El que ahora concluye será recordado durante mucho tiempo como “el año de la gota fría”. Han sucedido muchas cosas en estos doce meses: han continuado las guerras en Ucrania y en Oriente Medio; Trump ha vuelto a ganar; la extrema derecha ha subido en Europa; Maduro ha hecho fraude electoral y sigue en el poder en Venezuela,… Pero aquí, en España, hubo una fecha imborrable: el 29 de octubre. Ese día tuvo lugar en Valencia una gota fría de proporciones bíblicas que causó más de 200 muertos. Las lluvias torrenciales dieron lugar a una riada que se llevó por delante poblaciones enteras, miles de casas, decenas de miles de coches, pequeños negocios, y los recuerdos de toda una vida.

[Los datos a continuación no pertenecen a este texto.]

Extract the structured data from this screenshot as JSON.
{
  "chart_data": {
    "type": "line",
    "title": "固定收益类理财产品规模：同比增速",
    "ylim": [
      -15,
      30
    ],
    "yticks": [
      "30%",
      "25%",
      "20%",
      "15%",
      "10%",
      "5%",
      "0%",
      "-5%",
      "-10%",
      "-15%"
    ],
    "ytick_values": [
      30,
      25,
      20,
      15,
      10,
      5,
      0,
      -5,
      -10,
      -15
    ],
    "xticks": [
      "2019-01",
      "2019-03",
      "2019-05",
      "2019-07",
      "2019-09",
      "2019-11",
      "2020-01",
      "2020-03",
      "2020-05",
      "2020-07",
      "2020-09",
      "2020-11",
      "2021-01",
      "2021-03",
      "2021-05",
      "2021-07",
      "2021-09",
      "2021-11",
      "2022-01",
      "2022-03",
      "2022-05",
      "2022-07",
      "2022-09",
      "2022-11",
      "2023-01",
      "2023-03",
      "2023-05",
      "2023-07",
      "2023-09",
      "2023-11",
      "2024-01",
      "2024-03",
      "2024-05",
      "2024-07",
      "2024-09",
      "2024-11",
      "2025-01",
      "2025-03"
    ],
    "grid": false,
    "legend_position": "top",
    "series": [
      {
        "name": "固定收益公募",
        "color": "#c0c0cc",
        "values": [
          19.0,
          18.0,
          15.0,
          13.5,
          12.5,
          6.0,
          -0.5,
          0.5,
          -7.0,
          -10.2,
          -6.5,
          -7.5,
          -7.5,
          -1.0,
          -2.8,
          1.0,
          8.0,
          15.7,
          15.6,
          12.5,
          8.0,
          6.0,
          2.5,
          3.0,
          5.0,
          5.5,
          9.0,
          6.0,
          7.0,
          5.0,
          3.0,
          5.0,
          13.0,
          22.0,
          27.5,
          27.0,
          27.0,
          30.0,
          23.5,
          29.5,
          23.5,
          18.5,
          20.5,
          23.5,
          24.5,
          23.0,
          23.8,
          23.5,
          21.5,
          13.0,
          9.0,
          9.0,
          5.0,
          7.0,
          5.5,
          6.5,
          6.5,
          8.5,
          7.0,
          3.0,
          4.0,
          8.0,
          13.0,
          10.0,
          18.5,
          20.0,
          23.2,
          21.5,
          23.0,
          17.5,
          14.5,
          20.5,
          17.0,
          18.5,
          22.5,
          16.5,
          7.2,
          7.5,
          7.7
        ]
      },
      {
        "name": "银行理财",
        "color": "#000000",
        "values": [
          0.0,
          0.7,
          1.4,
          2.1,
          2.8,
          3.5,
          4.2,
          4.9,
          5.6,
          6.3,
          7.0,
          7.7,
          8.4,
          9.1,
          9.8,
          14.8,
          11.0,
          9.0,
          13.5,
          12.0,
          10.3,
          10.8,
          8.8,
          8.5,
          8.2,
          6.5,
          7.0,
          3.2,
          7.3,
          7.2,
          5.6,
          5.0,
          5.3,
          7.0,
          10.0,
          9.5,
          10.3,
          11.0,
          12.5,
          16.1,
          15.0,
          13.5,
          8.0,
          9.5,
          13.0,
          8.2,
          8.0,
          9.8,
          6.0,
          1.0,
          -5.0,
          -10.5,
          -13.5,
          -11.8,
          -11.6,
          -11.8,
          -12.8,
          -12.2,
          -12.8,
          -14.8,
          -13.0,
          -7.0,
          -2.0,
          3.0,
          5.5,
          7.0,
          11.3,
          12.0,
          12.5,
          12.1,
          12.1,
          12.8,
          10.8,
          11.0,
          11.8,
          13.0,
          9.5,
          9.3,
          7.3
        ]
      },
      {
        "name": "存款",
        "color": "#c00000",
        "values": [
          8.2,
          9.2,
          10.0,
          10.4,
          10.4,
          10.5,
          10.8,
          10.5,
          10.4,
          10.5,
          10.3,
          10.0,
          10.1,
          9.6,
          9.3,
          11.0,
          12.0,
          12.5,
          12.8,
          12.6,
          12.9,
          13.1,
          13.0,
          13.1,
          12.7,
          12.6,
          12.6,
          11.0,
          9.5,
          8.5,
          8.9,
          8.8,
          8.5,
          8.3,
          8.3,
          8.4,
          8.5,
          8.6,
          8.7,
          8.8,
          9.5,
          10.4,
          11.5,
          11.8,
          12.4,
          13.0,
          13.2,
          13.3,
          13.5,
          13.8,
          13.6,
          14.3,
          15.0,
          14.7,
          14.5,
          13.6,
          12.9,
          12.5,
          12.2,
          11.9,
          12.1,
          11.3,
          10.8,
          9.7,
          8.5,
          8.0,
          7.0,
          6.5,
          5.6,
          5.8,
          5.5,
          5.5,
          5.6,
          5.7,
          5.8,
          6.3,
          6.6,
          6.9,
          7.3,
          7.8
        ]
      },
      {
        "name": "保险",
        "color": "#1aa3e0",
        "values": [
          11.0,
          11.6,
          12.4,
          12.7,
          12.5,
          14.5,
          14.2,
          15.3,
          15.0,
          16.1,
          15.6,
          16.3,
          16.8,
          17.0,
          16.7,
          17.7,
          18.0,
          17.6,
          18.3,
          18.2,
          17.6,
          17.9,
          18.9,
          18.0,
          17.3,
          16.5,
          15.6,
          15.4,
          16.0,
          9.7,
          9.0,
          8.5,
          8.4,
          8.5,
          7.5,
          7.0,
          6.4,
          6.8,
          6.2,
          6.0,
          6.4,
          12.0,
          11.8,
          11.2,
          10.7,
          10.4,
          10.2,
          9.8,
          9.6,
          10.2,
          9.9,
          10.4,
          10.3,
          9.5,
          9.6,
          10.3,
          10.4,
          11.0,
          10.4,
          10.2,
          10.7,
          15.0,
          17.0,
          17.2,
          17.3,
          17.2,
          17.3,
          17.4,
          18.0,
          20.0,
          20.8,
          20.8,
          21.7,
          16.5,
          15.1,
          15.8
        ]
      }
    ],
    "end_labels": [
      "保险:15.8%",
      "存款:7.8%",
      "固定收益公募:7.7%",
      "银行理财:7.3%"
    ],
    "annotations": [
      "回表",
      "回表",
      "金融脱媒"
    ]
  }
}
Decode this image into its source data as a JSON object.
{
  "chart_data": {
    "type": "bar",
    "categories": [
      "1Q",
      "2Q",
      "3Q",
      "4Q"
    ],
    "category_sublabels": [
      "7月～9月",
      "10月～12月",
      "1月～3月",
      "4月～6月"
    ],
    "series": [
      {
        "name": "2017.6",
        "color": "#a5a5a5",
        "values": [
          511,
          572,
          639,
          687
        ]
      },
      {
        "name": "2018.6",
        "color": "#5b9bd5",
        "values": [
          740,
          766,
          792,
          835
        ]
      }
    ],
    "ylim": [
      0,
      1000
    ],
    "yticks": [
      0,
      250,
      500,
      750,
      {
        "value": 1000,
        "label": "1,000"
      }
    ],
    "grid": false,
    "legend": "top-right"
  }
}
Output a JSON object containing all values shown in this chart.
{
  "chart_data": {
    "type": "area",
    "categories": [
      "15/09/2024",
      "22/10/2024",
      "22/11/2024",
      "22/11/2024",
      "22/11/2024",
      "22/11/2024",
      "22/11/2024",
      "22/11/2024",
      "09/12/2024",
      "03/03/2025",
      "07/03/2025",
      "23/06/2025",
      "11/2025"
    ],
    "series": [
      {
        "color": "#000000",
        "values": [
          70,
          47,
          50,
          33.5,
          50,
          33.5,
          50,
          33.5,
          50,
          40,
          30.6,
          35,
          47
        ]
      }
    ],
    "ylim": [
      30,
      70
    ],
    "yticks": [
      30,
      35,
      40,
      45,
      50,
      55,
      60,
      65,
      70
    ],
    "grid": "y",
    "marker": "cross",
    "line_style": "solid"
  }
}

Los desastres naturales tienen siempre un componente de inevitabilidad, de sorpresa, de fenómeno incontrolable. Pero, en el caso de la DANA de Valencia (que también afectó a zonas de Castilla-La Mancha) a todo ello se sumó la falta de previsión, el mal funcionamiento de los sistemas de alarma, la incapacidad de los responsables de la gestión de la cuenca del Júcar y el cálculo político por parte del gobierno central.

Se tardarán meses en conocer a fondo el cúmulo de fallos que elevaron la cifra de muertos a niveles récord en décadas, pero hay una obviedad que las explicaciones técnicas no podrán justificar: los poderes públicos fallaron a los ciudadanos. Y lo peor es que, durante los días posteriores a la tragedia, la Generalitat y el Gobierno central se tiraron los trastos a la cabeza para eludir sus responsabilidades.

En medio de la confusión, de la impostura, en medio del dolor, los ciudadanos de Valencia y de toda España acudieron a socorrer a las víctimas de la catástrofe. Sin organización, a veces sin medios, pero con una voluntad y una solidaridad tan enormes que han dejado empequeñecidos a los que deberían haber estado a la altura de las circunstancias.

La DANA de Valencia no sólo se llevó por delante vidas y haciendas, sino también la confianza en los políticos

La DANA de Valencia no sólo se llevó por delante vidas y haciendas, sino también la confianza en los políticos. La queja unánime que repetían los afectados de Paiporta, de Torrent, de Catarroja,… fue: “Nos hemos sentido abandonados”. Tenían razón. El relato que hizo el escritor Santiago Posteguillo en el Senado quedará como un testimonio espeluznante de lo que sucedió en los primeros días tras la gran riada. En la desesperación y el silencio, “no había nadie” para ayudar y consolar. 

El valor sustancial de un gobierno reside en dar seguridad a los ciudadanos. Ahí fallaron todos. La Generalitat y el Gobierno de la nación. Tan sólo los alcaldes, las fuerzas de seguridad, los bomberos, y el ejército (bien es cierto que tarde), supieron dónde estaba su puesto en esos días.  Ellos y los ciudadanos de toda España, que no se preguntaron quién salía beneficiado o perjudicado por la Dana, sino dónde había que acudir para ayudar.

Fue una lección que conviene no olvidar: lo que sucedió a partir del 29 de octubre en Valencia evidencia la falta de altura de nuestros políticos. Nadie, ni el Gobierno, ni la Generalitat, ni Sánchez, ni Mazón, puede sentirse orgulloso de su actuación.

El populismo, la anti política, se nutren de decepciones colectivas como estas. Sólo cabe esperar que el tiempo ponga a cada uno en su sitio.